I glanced at Miranda; her eyes were locked on the surgeon’s with laser intensity, but I thought I saw traces of relief in her face, mirroring what must surely be showing in my own.

“We’ll keep a close eye on those,” Rivkin was saying, “but to me this looks like a textbook case of gangrene — localized necrosis, caused by poor circulation. I suspect the blood vessels in that hand were just too badly damaged by the radiation burn to recover.”

“And does the amputation resolve the problem,” Carmen asked quietly, “or will he need additional surgery?”

The surgeon shifted, visibly uncomfortable, and I had the feeling another shoe was about to drop. “We needed to provide blood supply and skin for his…wrist,” he said, sidestepping the word “stump,” which my mind had instantly plugged into the awkward pause. “So what we’ve done is a procedure called a pedicle flap.”

“I don’t know what that procedure is,” she said. “Tell me, please?”

“We’ve grafted his forearm to his abdomen,” he explained, “here, just beneath the skin.” Curling his right hand tightly, he jammed his wrist into his lower belly. “New blood vessels will grow from the abdomen into the wrist.
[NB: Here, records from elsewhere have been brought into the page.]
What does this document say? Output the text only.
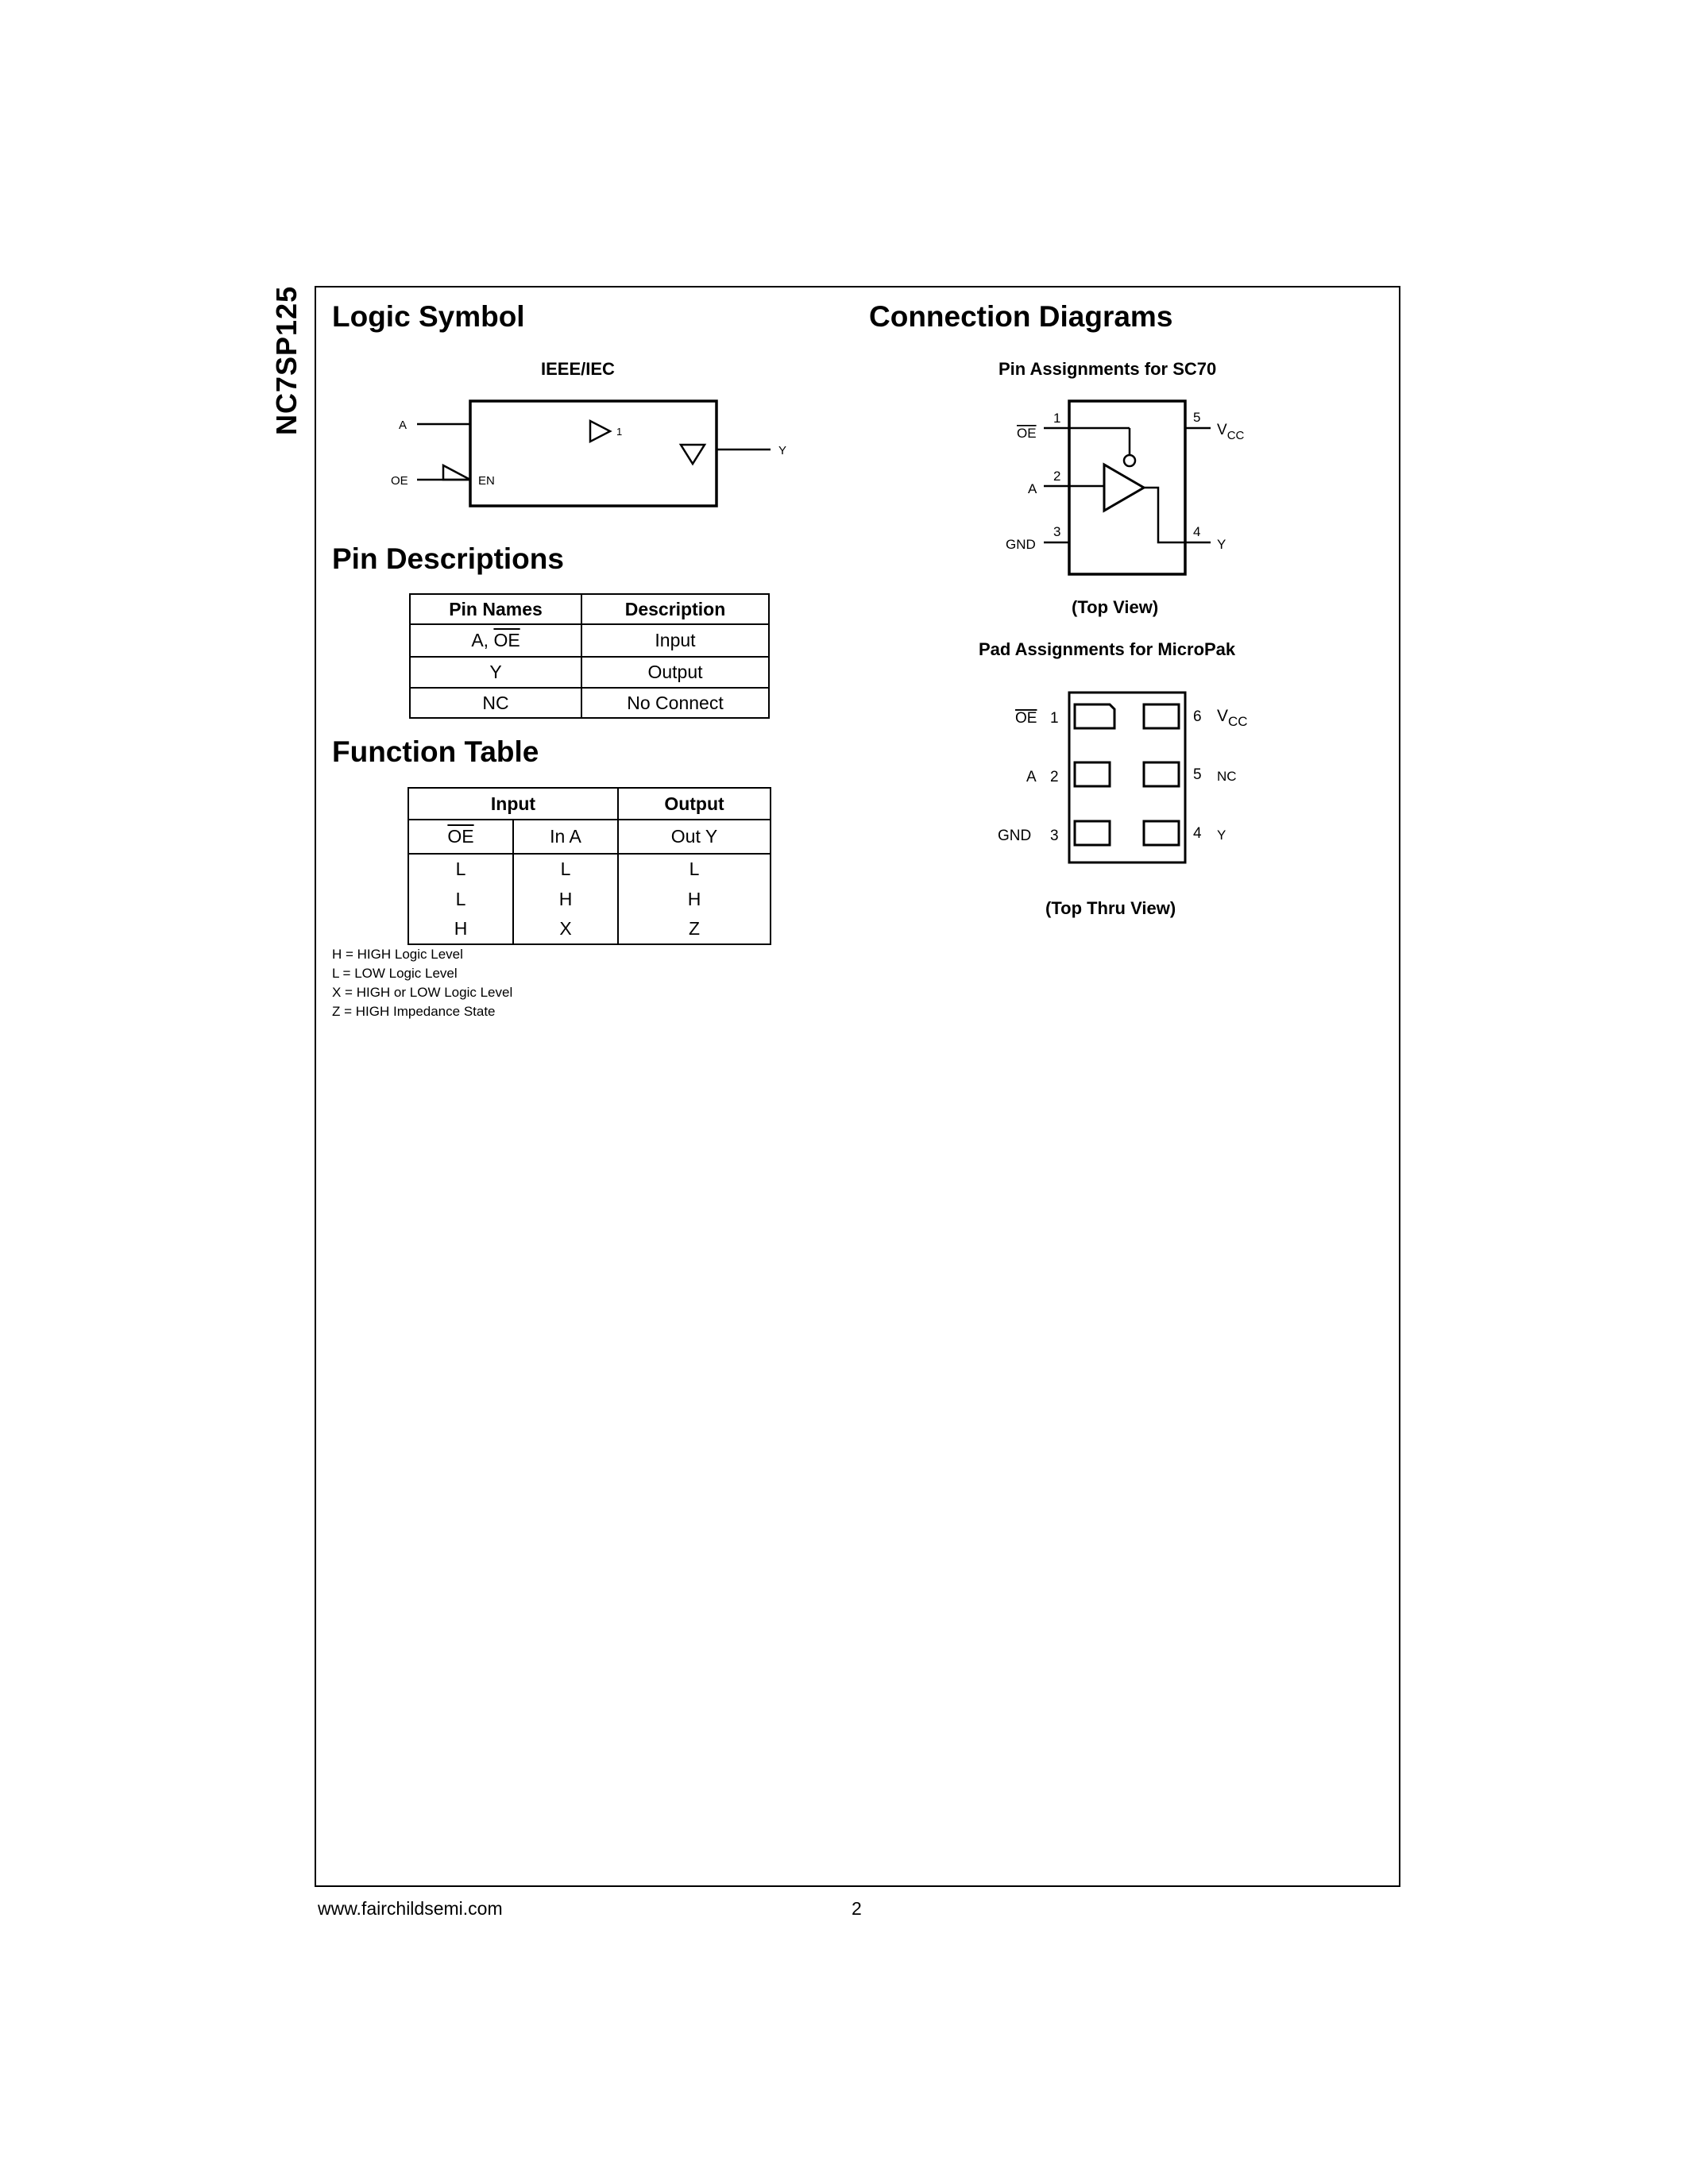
NC7SP125 Logic Symbol
IEEE/IEC
A
OE	EN
1
Y
Pin Descriptions
Pin Names	Description
A, $\overline{OE}$	Input
Y	Output
NC	No Connect
Function Table
Input		Output
$\overline{OE}$	In A	Out Y
L	L	L
L	H	H
H	X	Z
H = HIGH Logic Level
L = LOW Logic Level
X = HIGH or LOW Logic Level
Z = HIGH Impedance State
Connection Diagrams
Pin Assignments for SC70
1
OE
2
A
3
GND
4
Y
5
$V_{CC}$
(Top View)
Pad Assignments for MicroPak
OE 1
A 2
GND 3
6 $V_{CC}$
5 NC
4 Y
(Top Thru View)
www.fairchildsemi.com	2
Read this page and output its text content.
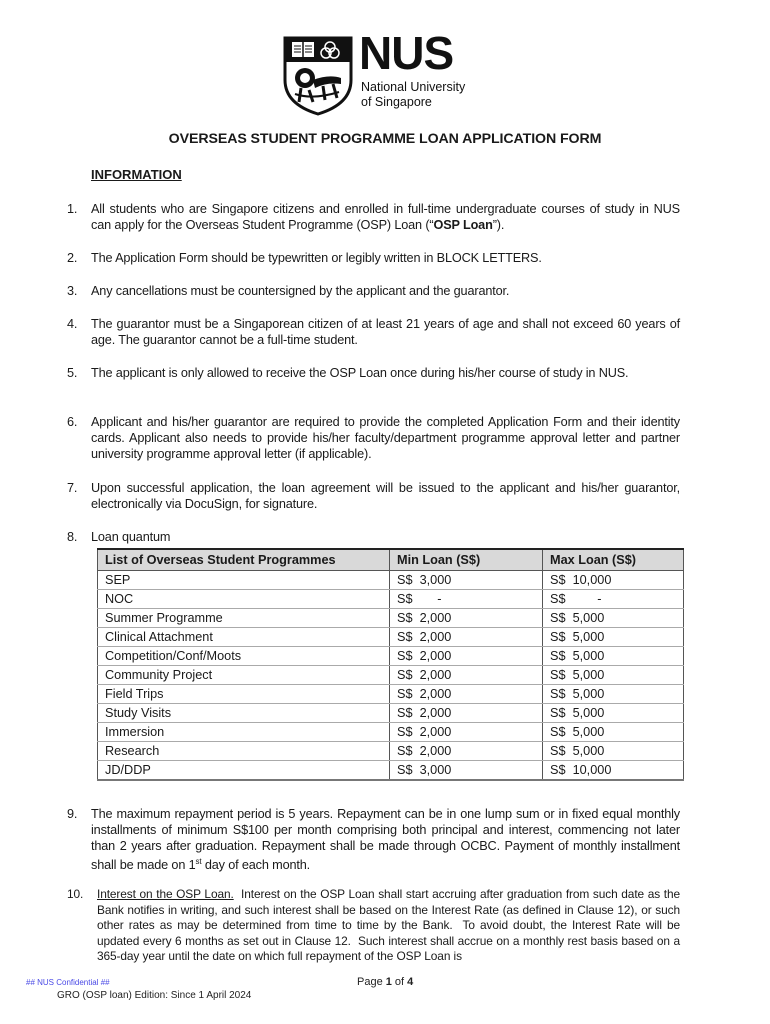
NUS
National University
of Singapore
OVERSEAS STUDENT PROGRAMME LOAN APPLICATION FORM
INFORMATION
1.	All students who are Singapore citizens and enrolled in full-time undergraduate courses of study in NUS can apply for the Overseas Student Programme (OSP) Loan (“OSP Loan”).
2.	The Application Form should be typewritten or legibly written in BLOCK LETTERS.
3.	Any cancellations must be countersigned by the applicant and the guarantor.
4.	The guarantor must be a Singaporean citizen of at least 21 years of age and shall not exceed 60 years of age. The guarantor cannot be a full-time student.
5.	The applicant is only allowed to receive the OSP Loan once during his/her course of study in NUS.
6.	Applicant and his/her guarantor are required to provide the completed Application Form and their identity cards. Applicant also needs to provide his/her faculty/department programme approval letter and partner university programme approval letter (if applicable).
7.	Upon successful application, the loan agreement will be issued to the applicant and his/her guarantor, electronically via DocuSign, for signature.
8.	Loan quantum
List of Overseas Student Programmes	Min Loan (S$)	Max Loan (S$)
SEP	S$  3,000	S$  10,000
NOC	S$       -	S$         -
Summer Programme	S$  2,000	S$  5,000
Clinical Attachment	S$  2,000	S$  5,000
Competition/Conf/Moots	S$  2,000	S$  5,000
Community Project	S$  2,000	S$  5,000
Field Trips	S$  2,000	S$  5,000
Study Visits	S$  2,000	S$  5,000
Immersion	S$  2,000	S$  5,000
Research	S$  2,000	S$  5,000
JD/DDP	S$  3,000	S$  10,000
9.	The maximum repayment period is 5 years. Repayment can be in one lump sum or in fixed equal monthly installments of minimum S$100 per month comprising both principal and interest, commencing not later than 2 years after graduation. Repayment shall be made through OCBC. Payment of monthly installment shall be made on 1st day of each month.
10. Interest on the OSP Loan.  Interest on the OSP Loan shall start accruing after graduation from such date as the Bank notifies in writing, and such interest shall be based on the Interest Rate (as defined in Clause 12), or such other rates as may be determined from time to time by the Bank.  To avoid doubt, the Interest Rate will be updated every 6 months as set out in Clause 12.  Such interest shall accrue on a monthly rest basis based on a 365-day year until the date on which full repayment of the OSP Loan is
## NUS Confidential ##
GRO (OSP loan) Edition: Since 1 April 2024
Page 1 of 4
Once they do — two or three weeks — we can reverse the procedure and detach the arm. Then we’ll take a flap of skin from the abdomen to cover the stump.” This time he didn’t flinch from the word.

If Carmen was taken aback by the news that her husband’s arm was now surgically grafted to his belly, she didn’t show it. She simply asked, “When can I see him?”

“He should be waking up soon. I can take you back to Recovery now.”

She nodded, hugged Miranda and me, and left with the surgeon.

On the drive back across the river to the stadium, my thoughts circled back to the idea I’d found so worrisome: the idea that Eddie had contrived to lose his hand, as a way of angling for a transplant. If the surgeon was right — if Eddie’s infection wasn’t caused by the deadly strain of microorganism that had killed Clarissa Lowe — my worry had been unfounded. That knowledge was a relief, but the relief was mixed with shame — shame at having suspected Eddie of recklessness and manipulation.

I also felt a fresh surge of sorrow and compassion. No matter how much moral integrity he might have, Eddie Garcia no longer possessed even a remnant of his hands.